Innovation

In vivo quantitation of rare circulating tumour cells by multiphoton intravital flow cytometry He, W. et al. Proc. Natl Acad. Sci. USA 104, 11760–11765 (2007)

Philip Low and colleagues describe a new method, intravital flow cytometry, which allows the detection of rare circulating tumour cells down to a concentration of 2 per ml of whole blood. The method was validated in mice with metastatic tumours and whole blood samples from cancer patients. This method could provide important information about the development of metastatic disease, the primary cause of cancer death.

Tumorigenesis

Autophagy mitigates metabolic stress and genome damage in mammary tumorigenesis Karantza-Wadsworth, V. et al. Genes Dev. 21, 1621–1635 (2007)

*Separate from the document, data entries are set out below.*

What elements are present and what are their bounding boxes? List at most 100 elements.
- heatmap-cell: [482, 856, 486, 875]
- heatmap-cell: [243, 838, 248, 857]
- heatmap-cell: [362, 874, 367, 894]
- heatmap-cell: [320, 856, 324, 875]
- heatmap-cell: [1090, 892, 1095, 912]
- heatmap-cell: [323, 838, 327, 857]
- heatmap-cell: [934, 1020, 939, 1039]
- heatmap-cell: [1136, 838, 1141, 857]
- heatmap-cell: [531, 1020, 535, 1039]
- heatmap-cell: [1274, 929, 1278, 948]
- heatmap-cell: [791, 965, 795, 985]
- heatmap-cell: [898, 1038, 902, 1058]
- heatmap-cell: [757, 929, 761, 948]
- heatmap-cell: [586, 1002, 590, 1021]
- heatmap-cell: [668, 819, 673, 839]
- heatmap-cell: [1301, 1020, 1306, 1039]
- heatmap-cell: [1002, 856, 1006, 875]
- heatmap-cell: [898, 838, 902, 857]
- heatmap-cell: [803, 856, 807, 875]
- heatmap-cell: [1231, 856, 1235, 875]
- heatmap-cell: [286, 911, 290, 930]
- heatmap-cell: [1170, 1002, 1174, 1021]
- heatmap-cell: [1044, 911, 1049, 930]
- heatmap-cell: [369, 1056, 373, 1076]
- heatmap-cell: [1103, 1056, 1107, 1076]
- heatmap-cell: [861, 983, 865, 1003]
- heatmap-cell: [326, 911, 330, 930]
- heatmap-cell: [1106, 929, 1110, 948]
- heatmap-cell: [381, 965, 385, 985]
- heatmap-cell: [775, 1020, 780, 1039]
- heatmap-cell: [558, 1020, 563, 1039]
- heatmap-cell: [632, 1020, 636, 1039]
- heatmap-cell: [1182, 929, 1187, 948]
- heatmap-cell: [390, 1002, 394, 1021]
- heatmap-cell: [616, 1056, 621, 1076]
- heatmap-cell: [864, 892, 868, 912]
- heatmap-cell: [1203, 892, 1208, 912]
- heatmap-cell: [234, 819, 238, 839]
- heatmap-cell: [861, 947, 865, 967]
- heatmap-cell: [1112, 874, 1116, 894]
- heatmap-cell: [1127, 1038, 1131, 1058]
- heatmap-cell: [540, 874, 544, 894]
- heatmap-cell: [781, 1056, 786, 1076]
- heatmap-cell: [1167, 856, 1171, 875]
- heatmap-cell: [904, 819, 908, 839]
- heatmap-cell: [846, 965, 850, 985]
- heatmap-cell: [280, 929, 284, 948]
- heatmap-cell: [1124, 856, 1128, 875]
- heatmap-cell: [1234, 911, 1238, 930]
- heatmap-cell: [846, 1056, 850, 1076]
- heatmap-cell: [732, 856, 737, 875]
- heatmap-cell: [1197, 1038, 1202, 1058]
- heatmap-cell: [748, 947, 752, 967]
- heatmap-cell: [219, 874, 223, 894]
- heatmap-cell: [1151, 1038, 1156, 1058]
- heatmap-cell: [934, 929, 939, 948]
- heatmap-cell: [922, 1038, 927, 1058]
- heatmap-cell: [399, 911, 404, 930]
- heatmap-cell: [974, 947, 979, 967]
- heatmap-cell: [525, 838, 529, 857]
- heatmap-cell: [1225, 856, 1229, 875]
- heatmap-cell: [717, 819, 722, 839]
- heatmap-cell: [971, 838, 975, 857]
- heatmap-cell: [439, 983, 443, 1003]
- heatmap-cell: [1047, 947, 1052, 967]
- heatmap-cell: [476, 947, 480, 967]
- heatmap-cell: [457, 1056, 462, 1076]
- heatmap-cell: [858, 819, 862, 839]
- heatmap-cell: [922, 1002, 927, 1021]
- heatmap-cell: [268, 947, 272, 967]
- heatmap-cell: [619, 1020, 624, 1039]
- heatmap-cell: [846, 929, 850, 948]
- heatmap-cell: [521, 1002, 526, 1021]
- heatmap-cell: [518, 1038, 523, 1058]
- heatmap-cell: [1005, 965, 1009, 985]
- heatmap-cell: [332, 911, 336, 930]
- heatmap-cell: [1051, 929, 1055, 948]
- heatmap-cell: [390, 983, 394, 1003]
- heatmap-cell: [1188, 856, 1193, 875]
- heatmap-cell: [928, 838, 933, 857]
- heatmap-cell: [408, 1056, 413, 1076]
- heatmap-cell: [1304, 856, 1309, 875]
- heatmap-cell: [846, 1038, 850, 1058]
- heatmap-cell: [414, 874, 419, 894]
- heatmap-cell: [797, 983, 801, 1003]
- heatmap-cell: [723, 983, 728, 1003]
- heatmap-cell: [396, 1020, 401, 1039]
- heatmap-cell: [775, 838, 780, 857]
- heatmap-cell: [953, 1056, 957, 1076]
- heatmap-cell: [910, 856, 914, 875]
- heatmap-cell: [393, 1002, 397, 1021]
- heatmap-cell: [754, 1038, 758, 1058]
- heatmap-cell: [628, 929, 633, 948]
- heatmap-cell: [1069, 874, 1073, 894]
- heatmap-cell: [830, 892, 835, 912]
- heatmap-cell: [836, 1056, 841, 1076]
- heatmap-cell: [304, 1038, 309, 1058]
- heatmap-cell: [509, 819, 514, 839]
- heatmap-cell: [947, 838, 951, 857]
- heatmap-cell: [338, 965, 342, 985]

Autophagy, a cell survival mechanism that is activated in response to starvation and can lead to cell death, is also a mammary tumour-suppressor mechanism. Eileen White and colleagues showed that beclin1-deficient mammary epithelial cells (beclin1 regulates autophagy and is commonly haploinsufficient in breast carcinomas) are sensitive to matabolic stress, and show gene amplifications and activation of the DNA damage response. Therefore, they propose that autophagy protects the genome, and defects in this pathway lead to genomic instability and mammary tumorigenesis.

Resistance

The Myc-evoked DNA damage response accounts for treatment resistance in primary lymphomas in vivo Reimann, M. et al. Blood. 11 June 2007 (doi: 10.1182/blood-2007-02-075614)

Clemens Schmitt and colleagues have investigated the role of a functional DNA damage response, a barrier to tumorigenesis, in response to anticancer therapeutics. Using the Eμ-Myc mouse model of B-cell lymphoma, they showed that the lymphomas that developed had inactivated the pro-apoptotic ataxia-telangiectasia (ATM)–p53 pathway. Their evidence indicates that ATM activates apoptosis in response to oncogenic (MYC) signalling in pre-neoplastic lesions, and the loss of this pathway could predetermine resistance to therapy.

Genetics

Two variants on chromosome 17 confer prostate cancer risk, and the one in TCF2 protects against type 2 diabetes. Gudmundsson, J. et al. Nature Genet. 1 July 2007 (doi; 10.1038/ng2062)

The recent identification by several groups of sequence variants at chromosome 8q24 that confer an increased risk for prostate cancer has now been followed up by the identification of another two variants on chromosome 17. Although these variants have only a modest affect on disease risk per individual, they are common within the populations in which these studies were undertaken, so the population-attributable risk is substantial. Moreover, the authors found that one of the variants occurs in TCF2, a gene associated with type 2 diabetes; however, the variant associated with prostate cancer seems to protect against diabetes.